All of lore.kernel.org
 help / color / mirror / Atom feed
From: Boris Burkov <boris@bur.io>
To: David Sterba <dsterba@suse.cz>
Cc: linux-btrfs@vger.kernel.org, kernel-team@fb.com
Subject: Re: [PATCH v5 15/18] btrfs: check generation when recording simple quota delta
Date: Tue, 12 Sep 2023 17:17:02 -0700	[thread overview]
Message-ID: <20230913001702.GA224634@zen> (raw)
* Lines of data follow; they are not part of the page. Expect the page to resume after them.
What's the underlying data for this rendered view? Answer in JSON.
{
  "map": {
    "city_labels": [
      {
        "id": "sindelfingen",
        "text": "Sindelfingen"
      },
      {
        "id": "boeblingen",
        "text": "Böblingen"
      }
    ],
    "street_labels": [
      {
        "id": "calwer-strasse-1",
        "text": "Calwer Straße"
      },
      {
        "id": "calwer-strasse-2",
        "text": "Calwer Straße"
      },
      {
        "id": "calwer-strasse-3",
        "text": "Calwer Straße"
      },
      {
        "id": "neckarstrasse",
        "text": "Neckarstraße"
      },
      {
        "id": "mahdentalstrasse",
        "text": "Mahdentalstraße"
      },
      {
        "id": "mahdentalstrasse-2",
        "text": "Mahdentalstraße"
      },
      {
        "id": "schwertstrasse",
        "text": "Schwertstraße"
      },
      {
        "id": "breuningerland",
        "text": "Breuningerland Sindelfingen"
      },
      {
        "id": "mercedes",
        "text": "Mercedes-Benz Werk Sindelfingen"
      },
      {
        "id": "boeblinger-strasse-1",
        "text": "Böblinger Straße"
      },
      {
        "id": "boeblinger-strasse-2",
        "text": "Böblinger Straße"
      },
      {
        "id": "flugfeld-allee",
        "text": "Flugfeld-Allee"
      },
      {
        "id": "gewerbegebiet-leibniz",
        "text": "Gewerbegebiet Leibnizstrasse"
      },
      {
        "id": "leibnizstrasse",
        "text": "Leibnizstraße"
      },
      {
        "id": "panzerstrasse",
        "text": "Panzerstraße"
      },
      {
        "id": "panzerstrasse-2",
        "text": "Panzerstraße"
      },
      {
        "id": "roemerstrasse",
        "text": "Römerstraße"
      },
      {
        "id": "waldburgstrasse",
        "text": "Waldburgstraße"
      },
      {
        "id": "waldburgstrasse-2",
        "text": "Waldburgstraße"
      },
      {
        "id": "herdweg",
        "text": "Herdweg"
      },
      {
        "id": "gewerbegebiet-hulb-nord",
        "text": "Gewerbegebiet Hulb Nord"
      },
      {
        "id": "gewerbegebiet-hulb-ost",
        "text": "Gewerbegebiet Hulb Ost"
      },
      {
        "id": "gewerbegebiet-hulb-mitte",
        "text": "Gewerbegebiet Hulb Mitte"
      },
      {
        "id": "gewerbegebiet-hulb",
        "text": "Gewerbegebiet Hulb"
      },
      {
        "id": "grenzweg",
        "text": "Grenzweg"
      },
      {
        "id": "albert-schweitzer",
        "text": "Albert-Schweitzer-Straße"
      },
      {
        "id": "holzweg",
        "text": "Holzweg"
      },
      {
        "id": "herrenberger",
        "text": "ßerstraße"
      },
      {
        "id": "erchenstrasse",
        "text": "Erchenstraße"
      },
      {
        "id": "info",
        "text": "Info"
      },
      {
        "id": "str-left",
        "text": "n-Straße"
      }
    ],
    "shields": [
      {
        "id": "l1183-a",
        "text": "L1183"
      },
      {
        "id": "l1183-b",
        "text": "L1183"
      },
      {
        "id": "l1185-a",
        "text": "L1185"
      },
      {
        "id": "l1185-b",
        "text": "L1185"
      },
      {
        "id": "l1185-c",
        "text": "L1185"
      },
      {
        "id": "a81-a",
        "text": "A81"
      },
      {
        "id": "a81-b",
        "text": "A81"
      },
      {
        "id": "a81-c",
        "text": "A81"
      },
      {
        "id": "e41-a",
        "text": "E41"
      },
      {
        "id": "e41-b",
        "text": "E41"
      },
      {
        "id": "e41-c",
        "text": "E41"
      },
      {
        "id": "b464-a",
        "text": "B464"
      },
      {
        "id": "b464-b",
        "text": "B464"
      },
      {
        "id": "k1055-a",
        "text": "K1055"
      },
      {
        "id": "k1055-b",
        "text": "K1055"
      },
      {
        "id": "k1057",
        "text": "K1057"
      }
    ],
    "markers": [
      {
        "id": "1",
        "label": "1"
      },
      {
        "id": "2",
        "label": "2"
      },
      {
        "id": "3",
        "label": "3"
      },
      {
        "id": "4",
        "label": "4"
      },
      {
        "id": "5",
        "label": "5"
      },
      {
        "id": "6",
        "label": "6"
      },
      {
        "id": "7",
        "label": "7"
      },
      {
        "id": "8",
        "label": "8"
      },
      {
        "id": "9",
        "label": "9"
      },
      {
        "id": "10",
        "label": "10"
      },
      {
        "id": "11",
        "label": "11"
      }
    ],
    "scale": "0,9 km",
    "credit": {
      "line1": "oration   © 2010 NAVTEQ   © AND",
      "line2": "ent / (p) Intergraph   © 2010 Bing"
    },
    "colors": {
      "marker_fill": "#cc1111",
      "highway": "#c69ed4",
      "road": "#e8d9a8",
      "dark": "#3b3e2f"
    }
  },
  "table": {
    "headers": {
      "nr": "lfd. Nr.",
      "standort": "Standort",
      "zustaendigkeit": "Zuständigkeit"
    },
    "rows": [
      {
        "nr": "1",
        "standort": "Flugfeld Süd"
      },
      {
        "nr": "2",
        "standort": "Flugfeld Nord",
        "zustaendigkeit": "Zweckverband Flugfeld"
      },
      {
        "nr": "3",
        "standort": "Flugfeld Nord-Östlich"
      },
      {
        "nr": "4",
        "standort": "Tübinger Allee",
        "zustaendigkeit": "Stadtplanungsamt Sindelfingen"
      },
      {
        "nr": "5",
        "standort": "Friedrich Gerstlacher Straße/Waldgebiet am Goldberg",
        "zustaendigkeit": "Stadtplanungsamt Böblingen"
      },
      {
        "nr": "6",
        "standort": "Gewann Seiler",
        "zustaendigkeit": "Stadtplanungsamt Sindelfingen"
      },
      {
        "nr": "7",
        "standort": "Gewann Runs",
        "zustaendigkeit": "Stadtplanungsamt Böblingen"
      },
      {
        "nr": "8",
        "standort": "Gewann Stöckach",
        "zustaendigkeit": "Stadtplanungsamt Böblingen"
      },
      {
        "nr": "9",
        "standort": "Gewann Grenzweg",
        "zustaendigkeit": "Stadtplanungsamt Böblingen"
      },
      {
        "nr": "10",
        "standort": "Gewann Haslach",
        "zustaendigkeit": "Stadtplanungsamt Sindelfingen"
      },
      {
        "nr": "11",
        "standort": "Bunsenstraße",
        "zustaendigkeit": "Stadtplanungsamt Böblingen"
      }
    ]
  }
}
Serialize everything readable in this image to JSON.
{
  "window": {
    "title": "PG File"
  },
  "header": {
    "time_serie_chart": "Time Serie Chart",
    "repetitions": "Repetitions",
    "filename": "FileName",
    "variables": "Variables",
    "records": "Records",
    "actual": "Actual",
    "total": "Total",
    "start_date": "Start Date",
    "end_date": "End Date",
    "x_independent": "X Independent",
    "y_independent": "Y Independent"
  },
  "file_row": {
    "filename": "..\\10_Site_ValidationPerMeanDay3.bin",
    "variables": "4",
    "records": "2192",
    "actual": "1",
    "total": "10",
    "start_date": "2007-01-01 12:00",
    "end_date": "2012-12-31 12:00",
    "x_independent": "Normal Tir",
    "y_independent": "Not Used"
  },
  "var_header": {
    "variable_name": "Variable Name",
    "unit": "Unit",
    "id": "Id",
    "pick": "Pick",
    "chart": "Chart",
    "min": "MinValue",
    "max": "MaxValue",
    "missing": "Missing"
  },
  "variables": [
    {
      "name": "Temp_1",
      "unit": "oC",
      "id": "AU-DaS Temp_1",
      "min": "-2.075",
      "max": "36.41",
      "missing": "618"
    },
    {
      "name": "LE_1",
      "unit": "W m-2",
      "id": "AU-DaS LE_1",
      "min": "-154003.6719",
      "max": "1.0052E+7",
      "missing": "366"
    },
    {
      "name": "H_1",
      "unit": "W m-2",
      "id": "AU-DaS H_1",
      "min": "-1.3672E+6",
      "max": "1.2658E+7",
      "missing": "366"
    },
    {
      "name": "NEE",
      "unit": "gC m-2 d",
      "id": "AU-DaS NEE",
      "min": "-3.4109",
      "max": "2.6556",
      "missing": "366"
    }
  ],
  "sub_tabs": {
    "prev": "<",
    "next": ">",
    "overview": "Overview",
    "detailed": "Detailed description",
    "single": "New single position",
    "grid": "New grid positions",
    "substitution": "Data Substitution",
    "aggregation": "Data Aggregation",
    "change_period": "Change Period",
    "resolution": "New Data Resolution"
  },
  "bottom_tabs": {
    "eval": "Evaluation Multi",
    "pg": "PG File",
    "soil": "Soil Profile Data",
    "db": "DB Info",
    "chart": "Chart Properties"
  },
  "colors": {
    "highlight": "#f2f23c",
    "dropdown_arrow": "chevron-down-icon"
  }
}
In-Reply-To: <20230911180020.GF3159@twin.jikos.cz>

On Mon, Sep 11, 2023 at 08:00:20PM +0200, David Sterba wrote:
> On Fri, Sep 08, 2023 at 02:41:46PM -0700, Boris Burkov wrote:
> > On Thu, Sep 07, 2023 at 02:24:49PM +0200, David Sterba wrote:
> > > On Thu, Jul 27, 2023 at 03:13:02PM -0700, Boris Burkov wrote:
> > > > Simple quotas count extents only from the moment the feature is enabled.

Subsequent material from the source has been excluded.